In my earlier post, I made three basic points:

  1. One must consider a programming language's preferred paradigm (functional programming, vector operations, etc.) in comparing languages. This affects the speed of different problems and the human burden of coding.
  2. R's paradigm is geared towards vector operations. If a vectorized approach exists, R will almost uniformly perform it much faster than in a loop. (While for loops aren't always bad in R. Nesting them together is.)
  3. R fails hard on problems that don't vectorize (or don't vectorize well). This makes functional knowledge of C/C++ a "must" for R coders, at least intermediate to advanced ones. Rcpp makes integrating C++ code in R incredibly easy.
In my email exchanges with the authors, I also raised an additional point. 
  1. Dynamically re-assigning values to objects in the middle of loops greatly impacts performance. 
An example of the above and its assumed-preferred alternative is below.

    for( j in 1:100){
        x <- j + 1

The assumed better alternative would be

    x <- rep(0, 100)

    for( j in 1:100){
        x[ j ] <- j + 1

The stuff I got wrong

Last thing's first: Dynamic reassignment of a scalar is considerably faster than initializing a vector beforehand. Dynamic reassignment of a vector is slower than initializing the vector beforehand. This is my mistake. 

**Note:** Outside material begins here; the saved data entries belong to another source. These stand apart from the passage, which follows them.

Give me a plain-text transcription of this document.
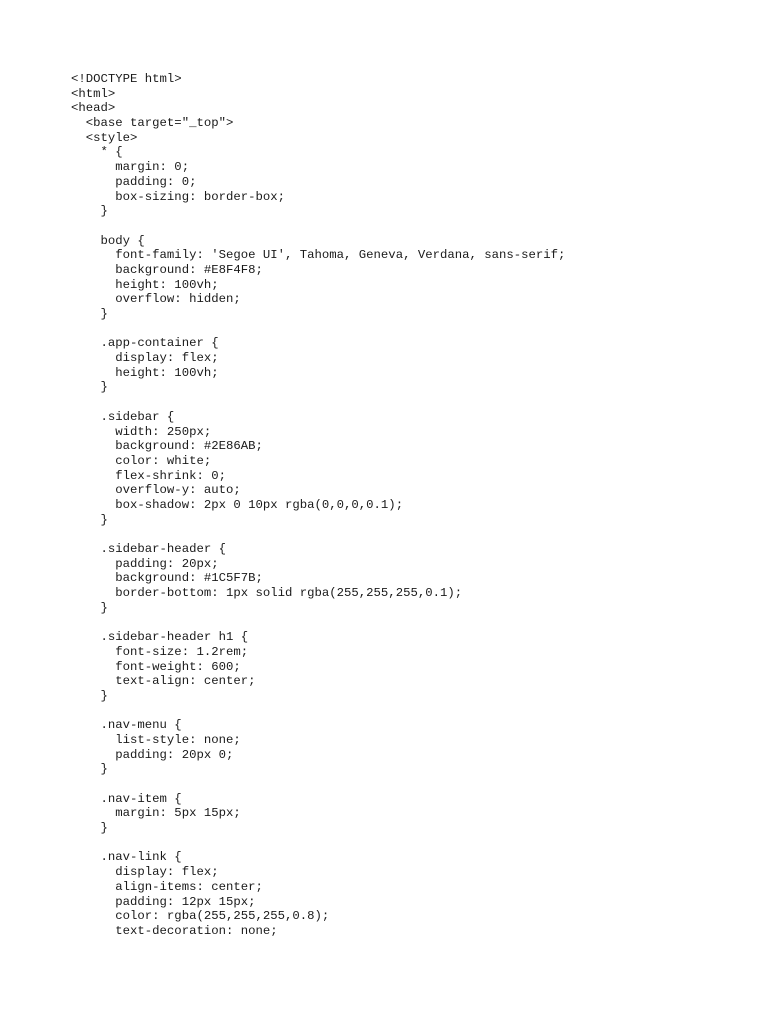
<!DOCTYPE html>
<html>
<head>
<base target="_top">
<style>
* {
margin: 0;
padding: 0;
box-sizing: border-box;
}
body {
font-family: 'Segoe UI', Tahoma, Geneva, Verdana, sans-serif;
background: #E8F4F8;
height: 100vh;
overflow: hidden;
}
.app-container {
display: flex;
height: 100vh;
}
.sidebar {
width: 250px;
background: #2E86AB;
color: white;
flex-shrink: 0;
overflow-y: auto;
box-shadow: 2px 0 10px rgba(0,0,0,0.1);
}
.sidebar-header {
padding: 20px;
background: #1C5F7B;
border-bottom: 1px solid rgba(255,255,255,0.1);
}
.sidebar-header h1 {
font-size: 1.2rem;
font-weight: 600;
text-align: center;
}
.nav-menu {
list-style: none;
padding: 20px 0;
}
.nav-item {
margin: 5px 15px;
}
.nav-link {
display: flex;
align-items: center;
padding: 12px 15px;
color: rgba(255,255,255,0.8);
text-decoration: none;
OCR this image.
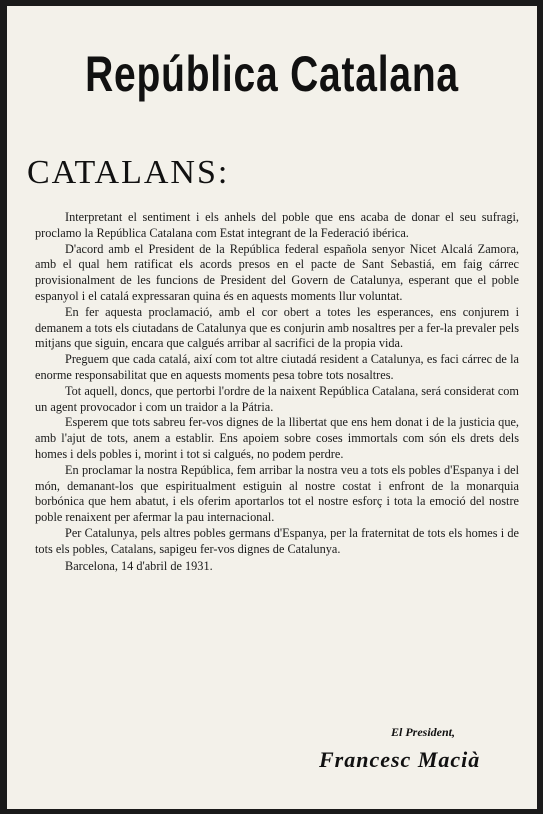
República Catalana
CATALANS:

Interpretant el sentiment i els anhels del poble que ens acaba de donar el seu sufragi, proclamo la República Catalana com Estat integrant de la Federació ibérica.

D'acord amb el President de la República federal española senyor Nicet Alcalá Zamora, amb el qual hem ratificat els acords presos en el pacte de Sant Sebastiá, em faig cárrec provisionalment de les funcions de President del Govern de Catalunya, esperant que el poble espanyol i el catalá expressaran quina és en aquests moments llur voluntat.

En fer aquesta proclamació, amb el cor obert a totes les esperances, ens conjurem i demanem a tots els ciutadans de Catalunya que es conjurin amb nosaltres per a fer-la prevaler pels mitjans que siguin, encara que calgués arribar al sacrifici de la propia vida.

Preguem que cada catalá, així com tot altre ciutadá resident a Catalunya, es faci cárrec de la enorme responsabilitat que en aquests moments pesa tobre tots nosaltres.

Tot aquell, doncs, que pertorbi l'ordre de la naixent República Catalana, será considerat com un agent provocador i com un traidor a la Pátria.

Esperem que tots sabreu fer-vos dignes de la llibertat que ens hem donat i de la justicia que, amb l'ajut de tots, anem a establir. Ens apoiem sobre coses immortals com són els drets dels homes i dels pobles i, morint i tot si calgués, no podem perdre.

En proclamar la nostra República, fem arribar la nostra veu a tots els pobles d'Espanya i del món, demanant-los que espiritualment estiguin al nostre costat i enfront de la monarquia borbónica que hem abatut, i els oferim aportarlos tot el nostre esforç i tota la emoció del nostre poble renaixent per afermar la pau internacional.

Per Catalunya, pels altres pobles germans d'Espanya, per la fraternitat de tots els homes i de tots els pobles, Catalans, sapigeu fer-vos dignes de Catalunya.

Barcelona, 14 d'abril de 1931.

El President,
Francesc Macià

Second, my knee-jerk reaction to seeing triple-nested for loops inside of a while loop was understandable for the general case but off the mark in this specific case. As the new copy of the working paper indicates, vectorization does not work well for this problem. This does, however, highlight one of R's limitations. If your problem does not vectorize and cannot be run in parallel, you're kind of screwed if you don't know another language.

The stuff that was worth listening to

For better or worse, C/C++ are a big part of optimizing R. When we say "R is optimized for vector operations," we really mean "R's vector operations, like matrix algebra, are actually written in C." As a result, knowing C/C++ (or maybe even FORTRAN) is a part of R. Fortunately Rcpp makes this fairly painless and dispatches with much of the confusing programming overhead involved with C++ coding. 

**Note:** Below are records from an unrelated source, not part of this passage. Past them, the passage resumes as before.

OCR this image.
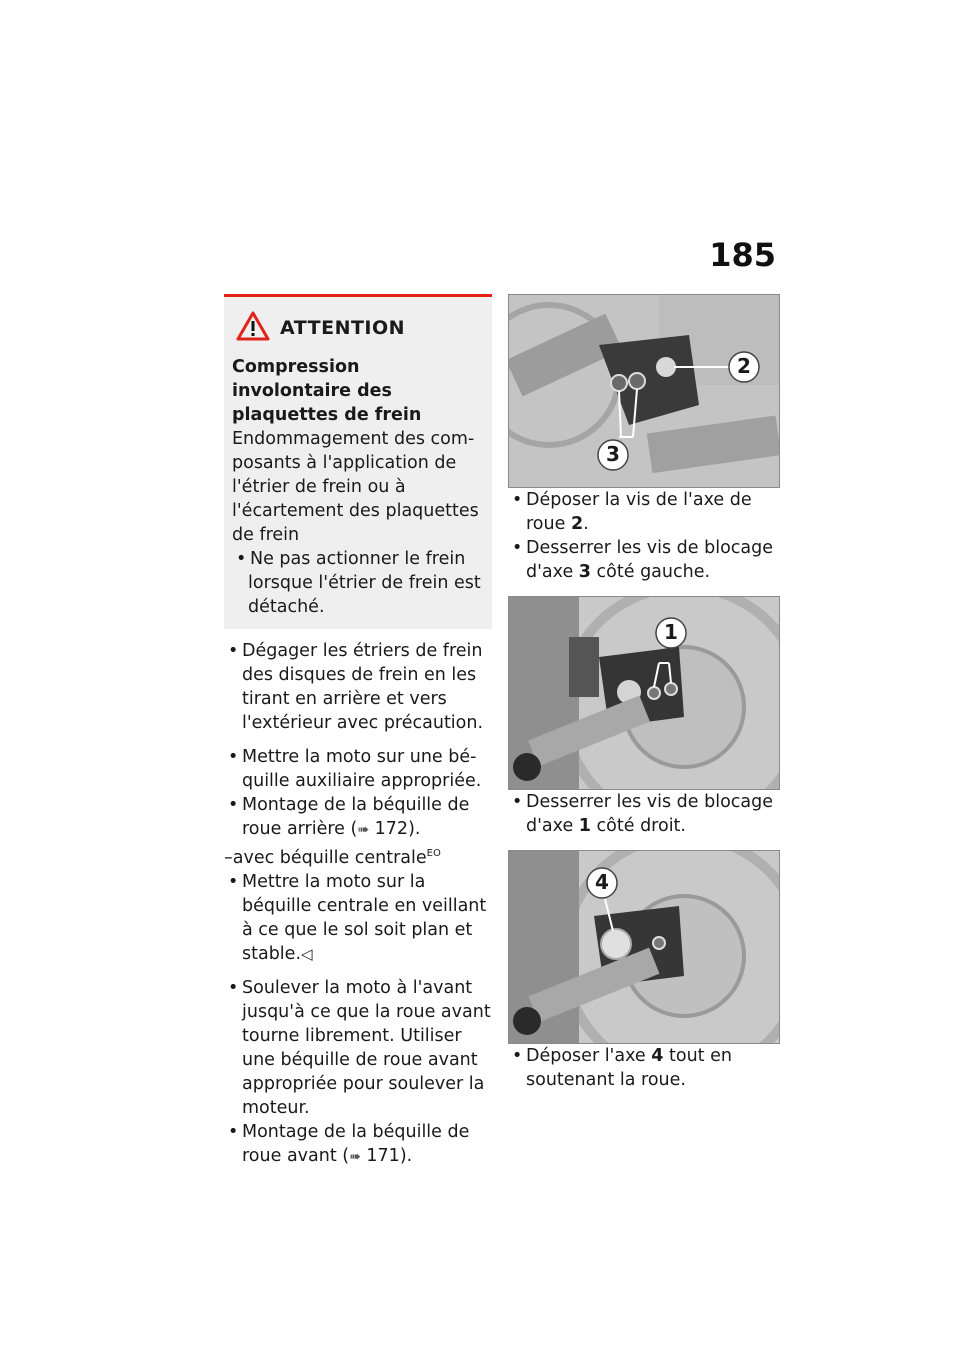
185
ATTENTION
Compression involontaire des plaquettes de frein
Endommagement des composants à l'application de l'étrier de frein ou à l'écartement des plaquettes de frein
• Ne pas actionner le frein lorsque l'étrier de frein est détaché.

• Dégager les étriers de frein des disques de frein en les tirant en arrière et vers l'extérieur avec précaution.

• Mettre la moto sur une béquille auxiliaire appropriée.

• Montage de la béquille de roue arrière (➠ 172).

–avec béquille centrale$^{EO}$

• Mettre la moto sur la béquille centrale en veillant à ce que le sol soit plan et stable.◁

• Soulever la moto à l'avant jusqu'à ce que la roue avant tourne librement. Utiliser une béquille de roue avant appropriée pour soulever la moteur.

• Montage de la béquille de roue avant (➠ 171).

2
3

• Déposer la vis de l'axe de roue 2.

• Desserrer les vis de blocage d'axe 3 côté gauche.

1

• Desserrer les vis de blocage d'axe 1 côté droit.

4

• Déposer l'axe 4 tout en soutenant la roue.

The problem that Drs Aruoba and Fernandez-Villaverde used for their speed test is a prime candidate for some Rcpp. This is also an example of what I mean by adopting a language's assumed paradigm. The "correct" R solution to this problem is to code it in C++, not R. Use R to reshape the data on the front end, call the C++ code that does the main analysis, and then use R to reshape the result, make your graphics etc.

One last thing

I am still dubious of the utility of speed tests for most research applications. I've certainly run into times when speed matters, but those tend to be the exception rather than the rule. Though the authors made two points in our emails: speed is easy to measure, while other criteria are not; and many modern macroeconomic problems can take weeks to estimate in C++ or similar, making speed a more mainstream concern.

R is also poorly-represented in its comparison of coding speed, and I'm not talking about using  Rcpp. In 90% or more of the cases I've seen where R is performing abysmally, it is because of user error. Specifically, the R code is written like C/C++ code, lots of loops and "if" statements, rather than matrix operations and the use of logical vectors. Writing R code like it's... well... meant for R, is generally the best fix. 

Forgive me for relying on anecdote, but I've written R code that works as well or better than some Python code. The issue was with how the code was written, not the property of the language. (I am sure the "best" Python code is faster than the "best" R code, but how often is it the case that we're all writing our "best" code?)

With those caveats: Drs Aruoba and Fernandez-Villaverde's new paper is not one I'd take much issue with, at least with its treatment of R. They give treatment to 3 clear and easy solutions to approaching their problem in R: raw R code, compiled R code, and Rcpp; the result is plain to see. Unlike other approaches I've seen, this paper shows you how fast R really is compared to other languages.